Sure, I have spiral art journals, bound art journals, handmade art journals. I’ve been avoiding loose leaf art journals–there is something about a binding that makes you plan and think before you commit. And keep track of your pages over time, in that time-narrative way we like.
Nothing against books that are stuffed with ephemera, but if you are going to work on a series of pages with pockets, fold-outs and attachments, a loose-leaf book has advantages:
- Pockets, fold outs and cut-outs are easier to work on if you can rotate the page while working.
- You can create several different backgrounds, and choose the one that matches your mood or plans for the page.
- You have the whole page to work on, without wondering what to do with the gutter.
- Want to use an iron? No problem, the page is flat.
- You can work on different page sizes.
- Love to invent bindings? You can do that with loose pages, too.

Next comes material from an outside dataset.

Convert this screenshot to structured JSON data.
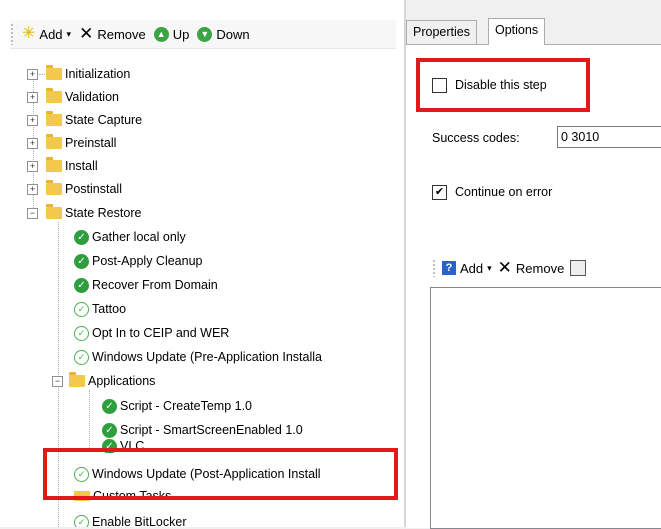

And yes, perfectionists can learn to love loose leaf pages, too. Make a page you hate? No one will know if you don’t include it. I’m working on some alternatives to punching holes, but so far, the idea of finding lists, collections, and color swatches in one place works for me.
I found this binder (about 6 x 9 closed) ready for painting. You can also find great cook-book binders, home-repair binders and other pre-printed binders you can re-purpose at thrift stores like Goodwill.
—Quinn McDonald is working on loose-leaf pages for a number of binders in progress.